‘Blood & Hate: The Untold Story of Marvin Hagler’s Battle for Glory’ Is Out Now

BOSTON, MA— Most know Marvelous Marvin Hagler from his epic battles against Thomas Hearns and John Mugabi and his controversial split-decision loss to Sugar Ray Leonard. But it is his escape from riot-torn Newark in the late 1960s, the unbreakable bond he built with the Petronelli brothers, and his 1980 title fight against Britain’s Alan Minter—with its deep racial animus—that captures the real story of Hagler.

In Blood & Hate, New York Times bestselling author Dave Wedge tells the riveting and inspirational tale of how Hagler overcame incredible odds, joined with Goody and Pat Petronelli to rise through the rigged ranks, and morphed from a fatherless teenager in Brockton, Massachusetts, into Marvelous Marvin Hagler, one of the best boxers ever and arguably the greatest middleweight in history.

It is the never-before-told story of how Hagler, with the Petronelli brothers, became world champion by beating British champion Alan Minter, who was backed by the National Front, a white-power organization. Hagler was pelted with bottles after defeating Minter in one of the ugliest chapters in sports history, which was captured in one of the most iconic sports photos of all-time.

Through exclusive interviews with Bob Arum, the Petronelli and Hagler families, and a who’s who of the boxing world, Blood & Hate reveals fascinating details about Hagler’s early life as well as the legendary Minter fight, and once and for all delivers the definitive chronicle of Marvelous Marvin Hagler.

The book is in development as a film with Academy-Award winner Sam Rockwell.

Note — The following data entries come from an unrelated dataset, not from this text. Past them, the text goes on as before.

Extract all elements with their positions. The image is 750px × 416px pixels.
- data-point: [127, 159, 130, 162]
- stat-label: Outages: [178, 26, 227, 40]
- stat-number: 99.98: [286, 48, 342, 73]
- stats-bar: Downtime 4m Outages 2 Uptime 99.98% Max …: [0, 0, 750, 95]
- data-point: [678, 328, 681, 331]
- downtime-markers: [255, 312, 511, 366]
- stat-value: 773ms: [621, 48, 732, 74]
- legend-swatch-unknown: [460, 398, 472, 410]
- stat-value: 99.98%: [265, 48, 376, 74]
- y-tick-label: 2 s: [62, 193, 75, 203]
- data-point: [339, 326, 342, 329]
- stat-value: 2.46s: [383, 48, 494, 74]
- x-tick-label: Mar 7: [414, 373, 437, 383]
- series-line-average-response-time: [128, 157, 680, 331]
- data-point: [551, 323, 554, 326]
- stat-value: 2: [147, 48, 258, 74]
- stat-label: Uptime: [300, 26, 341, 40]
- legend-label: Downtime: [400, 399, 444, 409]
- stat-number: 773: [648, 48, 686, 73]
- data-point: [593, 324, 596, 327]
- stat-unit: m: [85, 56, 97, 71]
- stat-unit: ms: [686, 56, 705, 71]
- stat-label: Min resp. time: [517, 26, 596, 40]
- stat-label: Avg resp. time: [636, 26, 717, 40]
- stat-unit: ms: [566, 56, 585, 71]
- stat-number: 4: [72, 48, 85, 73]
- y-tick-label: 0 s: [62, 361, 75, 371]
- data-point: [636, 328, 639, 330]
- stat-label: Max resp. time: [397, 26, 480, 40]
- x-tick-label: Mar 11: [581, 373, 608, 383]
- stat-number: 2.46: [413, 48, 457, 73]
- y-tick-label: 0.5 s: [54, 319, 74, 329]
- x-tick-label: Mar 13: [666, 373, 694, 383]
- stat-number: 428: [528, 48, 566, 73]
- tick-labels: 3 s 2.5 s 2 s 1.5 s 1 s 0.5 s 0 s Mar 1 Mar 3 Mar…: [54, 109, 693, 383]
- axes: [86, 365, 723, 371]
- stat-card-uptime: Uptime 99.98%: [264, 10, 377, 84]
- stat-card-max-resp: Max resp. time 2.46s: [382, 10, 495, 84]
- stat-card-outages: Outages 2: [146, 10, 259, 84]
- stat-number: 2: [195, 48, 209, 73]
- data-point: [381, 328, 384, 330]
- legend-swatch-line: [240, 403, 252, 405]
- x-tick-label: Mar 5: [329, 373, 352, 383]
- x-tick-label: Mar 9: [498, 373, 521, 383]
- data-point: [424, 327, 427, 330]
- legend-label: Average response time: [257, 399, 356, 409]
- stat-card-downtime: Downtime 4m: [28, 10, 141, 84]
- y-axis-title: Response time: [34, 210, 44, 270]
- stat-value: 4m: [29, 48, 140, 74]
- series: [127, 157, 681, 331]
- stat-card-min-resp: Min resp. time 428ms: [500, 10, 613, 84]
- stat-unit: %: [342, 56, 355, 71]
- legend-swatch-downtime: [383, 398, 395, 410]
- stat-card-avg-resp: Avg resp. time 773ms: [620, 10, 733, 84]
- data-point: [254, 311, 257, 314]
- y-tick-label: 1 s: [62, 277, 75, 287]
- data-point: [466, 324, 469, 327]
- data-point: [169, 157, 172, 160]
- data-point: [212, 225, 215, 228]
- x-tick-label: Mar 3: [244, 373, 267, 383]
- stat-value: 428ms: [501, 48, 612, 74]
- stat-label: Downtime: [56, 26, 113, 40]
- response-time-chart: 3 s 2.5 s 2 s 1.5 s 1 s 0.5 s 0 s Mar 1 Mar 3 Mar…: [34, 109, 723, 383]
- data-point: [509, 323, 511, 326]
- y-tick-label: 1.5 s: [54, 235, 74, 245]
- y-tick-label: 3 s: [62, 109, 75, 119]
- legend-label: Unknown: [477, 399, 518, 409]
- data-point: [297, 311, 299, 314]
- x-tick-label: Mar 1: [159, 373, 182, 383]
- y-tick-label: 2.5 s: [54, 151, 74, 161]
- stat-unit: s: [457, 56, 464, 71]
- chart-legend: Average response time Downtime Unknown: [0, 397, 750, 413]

Among the riveting new information in Blood & Hate:

  • Exclusive new details about Marvin Hagler’s early life in Newark and how his family fled deadly rioting in Newark, New Jersey, in the late 1960s and moved to Brockton, Mass.
  • Hagler walked into the Petronelli Gym to learn to box after he was beaten up outside a Brockton housing project when he was just fifteen.
  • Hagler met the Petronellis in 1969, just as their friend, Rocky Marciano, who was planning to partner with them on the gym, died in a plane crash.
  • Exclusive details of Hagler’s earliest fights, including a pair of locally televised fights that were hosted in a small TV studio in Boston and four legendary bouts at the Spectrum in Philadelphia that contributed to Marvin’s transformation into “Marvelous.”
  • Don King ran a crooked boxing tournament on ABC that blackballed Hagler because he would not pay King.
  • Late U.S. House Speaker Thomas P. “Tip” O’Neill and late U.S. Senator Edward M. “Ted” Kennedy both pressured Bob Arum and other top international boxing executives to give Hagler a title shot or face congressional investigation.
  • Don King showered Hagler’s first wife, Bertha, with gifts in a failed attempt to poach him from the Petronelli brothers.
  • Legendary Philadelphia fight promoter J Russell Peltz turned down a chance to own a piece of Hagler after the fighter lost two early fights in the 1970s in Philly.
  • Exclusive new details of the 1972 Munich Olympics massacre of the Israeli team from British champion Alan Minter’s family, who witnessed the deadly terror attack.
  • Minter told the press that “no Black man” would take his title before his 1980 championship fight against Hagler at Wembley Arena in London, touching off one of the most racially-fueled fights in boxing history.
  • Exclusive new details about the National Front, a white power group that backed Minter and was responsible for a reign of terror in London in the late ’70s and ’80s.
  • Exclusive new eyewitness details of the riot that erupted in Wembley after Hagler defeated Minter, including from Bob Arum, Minter’s family, and Hagler’s first wife, Bertha.